Федотыч, которому до пенсии, может, всего год или два осталось, был человеком вполне бодрым, но на вид сердитым. Брови имел он кустистые, как усы, и они у него то сдвигались, то разбегались в стороны, смотря по тому, что он говорил.
— Доминошники уже наперегонки, сейчас сваи забивать начнут, — сказал он, и брови его сердито сдвинулись — не одобряет, значит.
Одна женщина — кругленькая, румяная, сразу видно, веселушка — не вытерпела все же:
— К нам, да? — спросила она бригадира, имея в виду сидящего рядом фэзэушника.
— К нам, Рая, к нам, — Бригадир откашлялся, придал голосу солидность и, обращаясь ко всем, начал, как на собрании: — Товарищи, тут надо один вопрос утрясти. Изложу. Вот этот товарищ, Зубарев Юрий... Как по отцу?.. Иванович. Так он желает к нам в бригаду. Но у него на данный момент нету документов. Скажу почему. — Он повернулся к Зубу. — Извини, Юрий Иванович, но у меня от бригады секретов нет. И у тебя не должно быть...

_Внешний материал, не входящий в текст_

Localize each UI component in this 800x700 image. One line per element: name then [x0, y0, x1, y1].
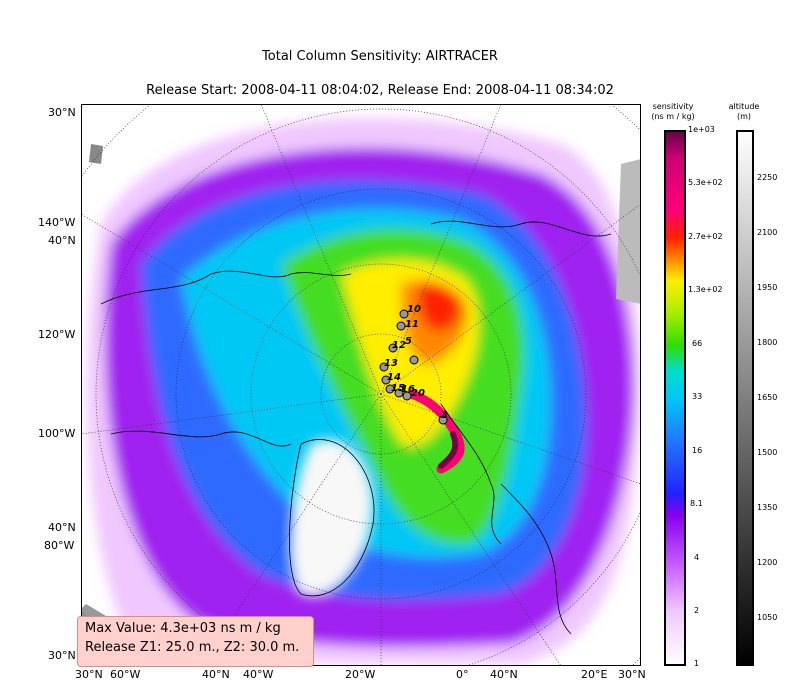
map-label-left: 120°W: [38, 328, 76, 341]
figure-subtitle: Release Start: 2008-04-11 08:04:02, Rele…: [146, 83, 614, 98]
coastlines: [100, 220, 612, 635]
track-point: [379, 362, 389, 372]
track-point: [409, 355, 419, 365]
sensitivity-colorbar-title: sensitivity (ns m / kg): [651, 102, 695, 121]
track-labels: 10 11 12 5 13 14 15 16 20 3: [384, 304, 448, 421]
release-core: [438, 431, 459, 469]
sens-tick: 1.3e+02: [688, 285, 723, 294]
map-label-left: 40°N: [48, 234, 76, 247]
sens-tick: 5.3e+02: [688, 178, 723, 187]
track-point: [438, 415, 448, 425]
alt-tick: 1350: [757, 503, 778, 512]
track-point: [385, 384, 395, 394]
alt-tick: 1050: [757, 613, 778, 622]
track-label: 13: [384, 358, 398, 369]
plume-red: [418, 283, 461, 332]
map-label-left: 40°N: [48, 521, 76, 534]
release-height-text: Release Z1: 25.0 m., Z2: 30.0 m.: [85, 640, 300, 655]
track-label: 15: [391, 383, 405, 394]
map-label-bottom: 60°W: [110, 668, 141, 681]
sensitivity-field: [86, 118, 640, 664]
track-label: 20: [411, 388, 425, 399]
track-point: [402, 391, 412, 401]
sens-tick: 1e+03: [688, 125, 715, 134]
map-label-left: 140°W: [38, 216, 76, 229]
sens-tick: 16: [692, 446, 703, 455]
max-value-text: Max Value: 4.3e+03 ns m / kg: [85, 621, 281, 636]
map-label-bottom: 30°N: [75, 668, 103, 681]
map-label-bottom: 20°E: [581, 668, 608, 681]
map-label-left: 30°N: [48, 106, 76, 119]
alt-tick: 1200: [757, 558, 778, 567]
land-patch: [616, 159, 641, 304]
land-patch: [89, 144, 103, 164]
track-point: [399, 309, 409, 319]
alt-tick: 1650: [757, 393, 778, 402]
track: [379, 309, 448, 425]
release-streak: [406, 389, 465, 474]
figure-title: Total Column Sensitivity: AIRTRACER: [262, 49, 498, 64]
track-label: 10: [407, 304, 421, 315]
track-point: [396, 321, 406, 331]
map-label-left: 30°N: [48, 649, 76, 662]
altitude-colorbar-title: altitude (m): [728, 102, 760, 121]
track-point: [381, 375, 391, 385]
alt-tick: 1950: [757, 283, 778, 292]
map-label-bottom: 40°N: [490, 668, 518, 681]
map-label-left: 100°W: [38, 427, 76, 440]
sens-tick: 2.7e+02: [688, 232, 723, 241]
map-label-left: 80°W: [44, 539, 75, 552]
alt-tick: 1500: [757, 448, 778, 457]
track-label: 11: [405, 319, 419, 330]
alt-tick: 2250: [757, 173, 778, 182]
map-label-bottom: 0°: [456, 668, 469, 681]
sensitivity-colorbar: [664, 130, 686, 666]
sens-tick: 2: [694, 606, 700, 615]
sens-tick: 8.1: [690, 499, 703, 508]
track-label: 12: [392, 340, 406, 351]
map-label-bottom: 20°W: [345, 668, 376, 681]
sens-tick: 33: [692, 392, 703, 401]
alt-tick: 2100: [757, 228, 778, 237]
sens-tick: 66: [692, 339, 703, 348]
map-label-bottom: 40°N: [202, 668, 230, 681]
track-label: 16: [401, 384, 415, 395]
graticule: [81, 104, 641, 666]
sens-tick: 1: [694, 659, 700, 668]
map-label-bottom: 40°W: [243, 668, 274, 681]
alt-tick: 1800: [757, 338, 778, 347]
altitude-colorbar: [736, 130, 754, 666]
sens-tick: 4: [694, 553, 700, 562]
track-label: 14: [387, 372, 401, 383]
info-box: Max Value: 4.3e+03 ns m / kg Release Z1:…: [77, 616, 314, 667]
map-label-bottom: 30°N: [618, 668, 646, 681]
track-label: 3: [441, 410, 448, 421]
track-point: [388, 343, 398, 353]
track-point: [394, 388, 404, 398]
track-label: 5: [405, 336, 412, 347]
sensitivity-map: 10 11 12 5 13 14 15 16 20 3: [81, 104, 641, 666]
greenland-gap: [290, 439, 373, 596]
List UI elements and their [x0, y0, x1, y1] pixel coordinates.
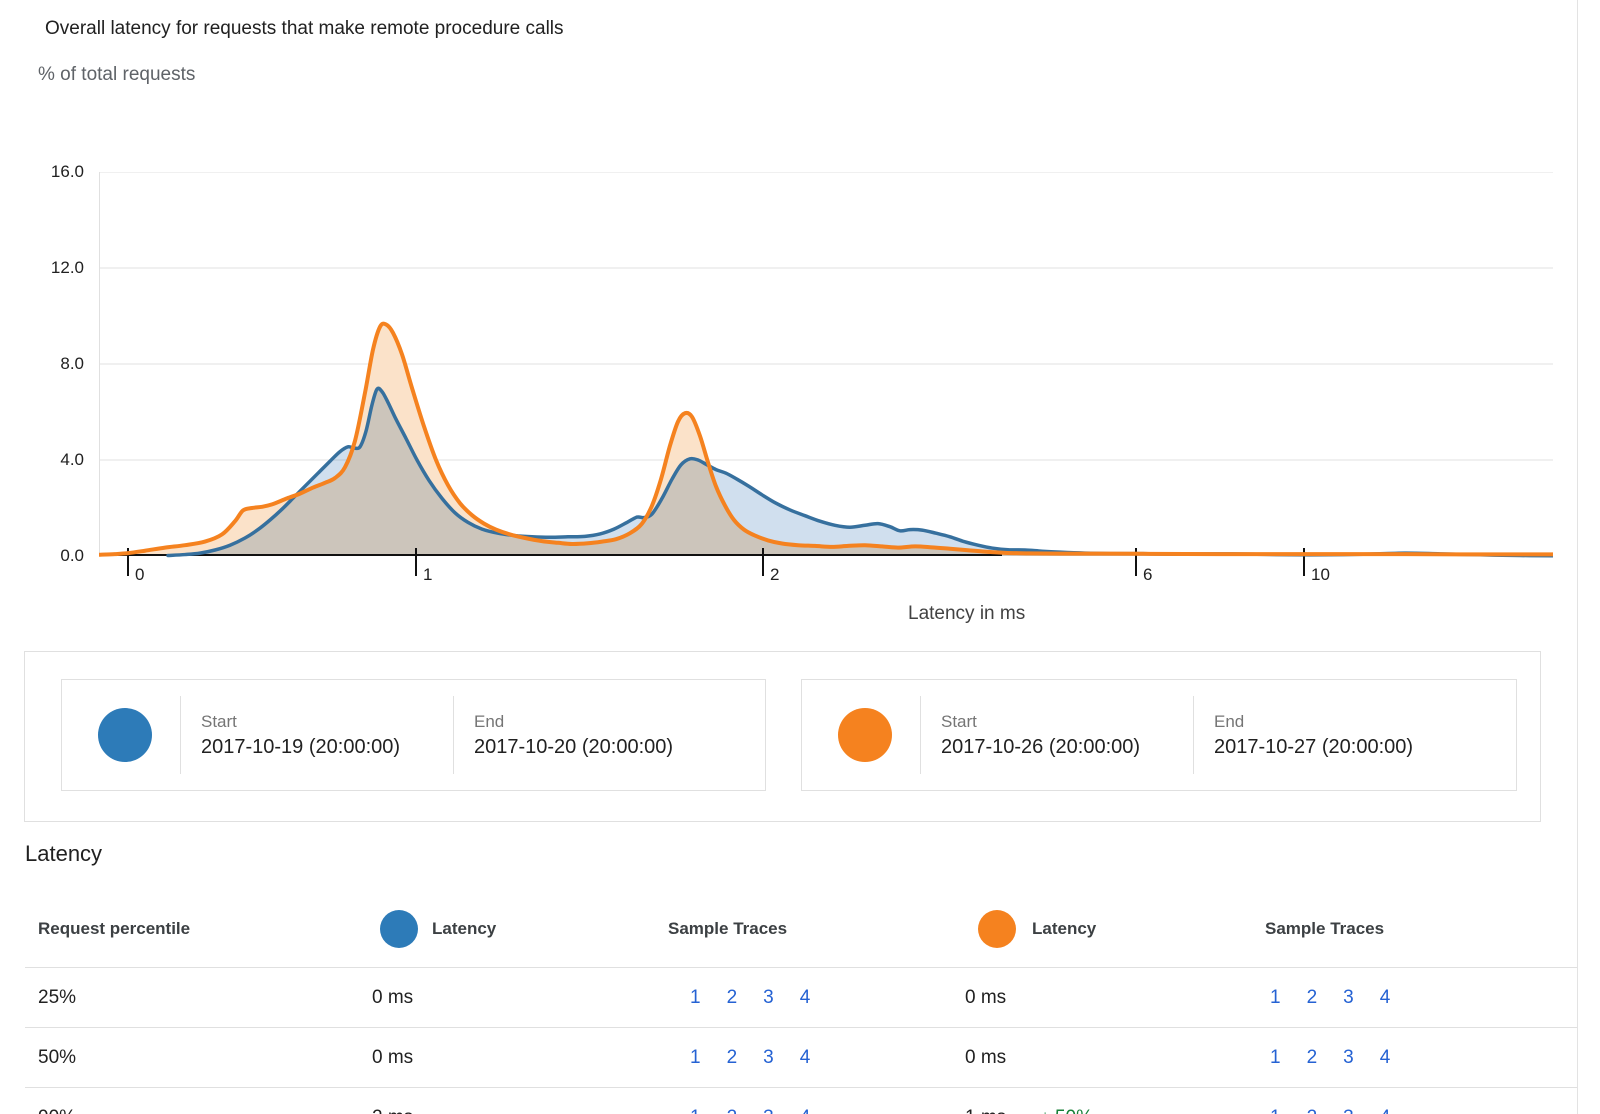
header-request-percentile: Request percentile [38, 918, 191, 938]
y-tick-label: 12.0 [50, 258, 84, 277]
x-axis-label: Latency in ms [908, 603, 1026, 624]
divider [453, 696, 454, 774]
sample-trace-link[interactable]: 3 [1343, 1107, 1354, 1114]
table-row-p90: 90% 2 ms 1 2 3 4 1 ms ↓ 50% 1 2 3 4 [25, 1088, 1577, 1114]
latency-table: Request percentile Latency Sample Traces… [25, 890, 1577, 1114]
blue-series-dot-icon [98, 708, 152, 762]
table-row-p25: 25% 0 ms 1 2 3 4 0 ms 1 2 3 4 [25, 968, 1577, 1028]
svg-text:10: 10 [1311, 565, 1330, 584]
sample-trace-link[interactable]: 3 [1343, 986, 1354, 1008]
sample-trace-link[interactable]: 1 [690, 986, 701, 1008]
chart-title: Overall latency for requests that make r… [45, 18, 564, 39]
y-tick-label: 4.0 [60, 450, 84, 469]
sample-trace-link[interactable]: 1 [1270, 1046, 1281, 1068]
end-label: End [1214, 711, 1245, 731]
legend-range-blue: Start 2017-10-19 (20:00:00) End 2017-10-… [61, 679, 766, 791]
latency-value-blue: 0 ms [372, 1046, 414, 1068]
sample-trace-link[interactable]: 2 [1306, 1046, 1318, 1068]
sample-traces-orange: 1 2 3 4 [1270, 1107, 1390, 1114]
sample-traces-blue: 1 2 3 4 [690, 987, 810, 1009]
sample-trace-link[interactable]: 3 [763, 1107, 774, 1114]
end-value: 2017-10-20 (20:00:00) [474, 735, 674, 758]
latency-value: 0 ms [965, 1046, 1007, 1068]
y-tick-label: 0.0 [60, 546, 84, 565]
percentile-value: 90% [38, 1107, 76, 1114]
sample-traces-orange: 1 2 3 4 [1270, 987, 1390, 1009]
sample-trace-link[interactable]: 4 [799, 1046, 811, 1068]
header-sample-traces-orange: Sample Traces [1265, 918, 1385, 938]
orange-series-dot-icon [838, 708, 892, 762]
latency-chart-svg: 0 1 2 6 10 [99, 172, 1553, 584]
legend-start-field: Start 2017-10-19 (20:00:00) [201, 712, 453, 759]
latency-value-blue: 2 ms [372, 1107, 413, 1114]
start-label: Start [201, 711, 237, 731]
svg-text:0: 0 [135, 565, 144, 584]
start-value: 2017-10-19 (20:00:00) [201, 735, 401, 758]
table-row-p50: 50% 0 ms 1 2 3 4 0 ms 1 2 3 4 [25, 1028, 1577, 1088]
legend: Start 2017-10-19 (20:00:00) End 2017-10-… [24, 651, 1541, 822]
sample-trace-link[interactable]: 4 [1380, 1107, 1391, 1114]
svg-text:1: 1 [423, 565, 432, 584]
sample-trace-link[interactable]: 4 [800, 1107, 811, 1114]
sample-trace-link[interactable]: 4 [1379, 1046, 1391, 1068]
start-label: Start [941, 711, 977, 731]
orange-series-dot-icon [978, 909, 1016, 948]
sample-trace-link[interactable]: 4 [799, 986, 811, 1008]
sample-traces-orange: 1 2 3 4 [1270, 1047, 1390, 1069]
header-latency-blue: Latency [432, 918, 497, 938]
latency-value-orange: 0 ms [965, 987, 1040, 1009]
sample-traces-blue: 1 2 3 4 [690, 1047, 810, 1069]
latency-value-blue: 0 ms [372, 986, 414, 1008]
sample-trace-link[interactable]: 4 [1379, 986, 1391, 1008]
sample-trace-link[interactable]: 1 [690, 1046, 701, 1068]
percentile-value: 50% [38, 1046, 77, 1068]
percentile-value: 25% [38, 986, 77, 1008]
sample-trace-link[interactable]: 1 [690, 1107, 701, 1114]
sample-trace-link[interactable]: 1 [1270, 1107, 1281, 1114]
latency-value: 1 ms [965, 1107, 1006, 1114]
latency-section-title: Latency [25, 841, 103, 866]
legend-end-field: End 2017-10-20 (20:00:00) [474, 712, 673, 759]
latency-delta: ↓ 50% [1040, 1107, 1093, 1114]
sample-trace-link[interactable]: 2 [726, 986, 738, 1008]
y-tick-label: 16.0 [50, 162, 84, 181]
header-sample-traces-blue: Sample Traces [668, 918, 788, 938]
sample-trace-link[interactable]: 3 [1343, 1046, 1354, 1068]
table-header-row: Request percentile Latency Sample Traces… [25, 890, 1577, 968]
sample-trace-link[interactable]: 2 [1307, 1107, 1318, 1114]
latency-value: 0 ms [965, 986, 1007, 1008]
header-latency-orange: Latency [1032, 918, 1097, 938]
y-tick-label: 8.0 [60, 354, 84, 373]
svg-text:2: 2 [770, 565, 779, 584]
divider [920, 696, 921, 774]
sample-trace-link[interactable]: 2 [726, 1046, 738, 1068]
y-axis-label: % of total requests [38, 64, 196, 85]
sample-trace-link[interactable]: 2 [727, 1107, 738, 1114]
sample-trace-link[interactable]: 1 [1270, 986, 1281, 1008]
latency-value-orange: 0 ms [965, 1047, 1040, 1069]
divider [180, 696, 181, 774]
latency-value-orange: 1 ms ↓ 50% [965, 1107, 1093, 1114]
page-edge-divider [1577, 0, 1578, 1114]
sample-trace-link[interactable]: 2 [1306, 986, 1318, 1008]
sample-trace-link[interactable]: 3 [763, 986, 774, 1008]
legend-start-field: Start 2017-10-26 (20:00:00) [941, 712, 1193, 759]
end-label: End [474, 711, 505, 731]
blue-series-dot-icon [380, 909, 418, 948]
latency-distribution-chart: 16.0 12.0 8.0 4.0 0.0 0 1 2 6 10 [0, 150, 1600, 620]
sample-trace-link[interactable]: 3 [763, 1046, 774, 1068]
legend-end-field: End 2017-10-27 (20:00:00) [1214, 712, 1413, 759]
sample-traces-blue: 1 2 3 4 [690, 1107, 810, 1114]
end-value: 2017-10-27 (20:00:00) [1214, 735, 1414, 758]
svg-text:6: 6 [1143, 565, 1152, 584]
divider [1193, 696, 1194, 774]
legend-range-orange: Start 2017-10-26 (20:00:00) End 2017-10-… [801, 679, 1517, 791]
start-value: 2017-10-26 (20:00:00) [941, 735, 1141, 758]
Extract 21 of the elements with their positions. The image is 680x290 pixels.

Он скупыми словами рассказал, что приключилось с этим парнем, в какую он попал «хитрую заковыку», и что если их бригада не поможет, да вторая, да третья отвернется, то ему и деваться некуда, и одно только остается — бродяжничать, потому как он есть воспитанник детдома, то есть круглый сирота.
— Какое ваше будет мнение? Кладку он знает и может приступить сразу после обеда.
— Мы-то что. В управлении как посмотрят?
— Управление беру на себя.
— Ну, тогда и разговоров нету.
— Другие мнения будут?
Бригада, считая вопрос «утрясенным», на последний вопрос не среагировала. Она опростала на стол сумки и авоськи и принялась обедать, не особо разбирая, кто что выложил. Так, по всему видать, было давно заведено.
— Чего не обедаешь, Юрий Иванович? — спросил Федотыч.
— Ты давай, управляйся, — подтолкнул бригадир Зуба. — А то гляди, аппетиты у нас — я те дам! Не успеешь обернуться, как все подберут.
— Да я... не очень... — замялся Зуб.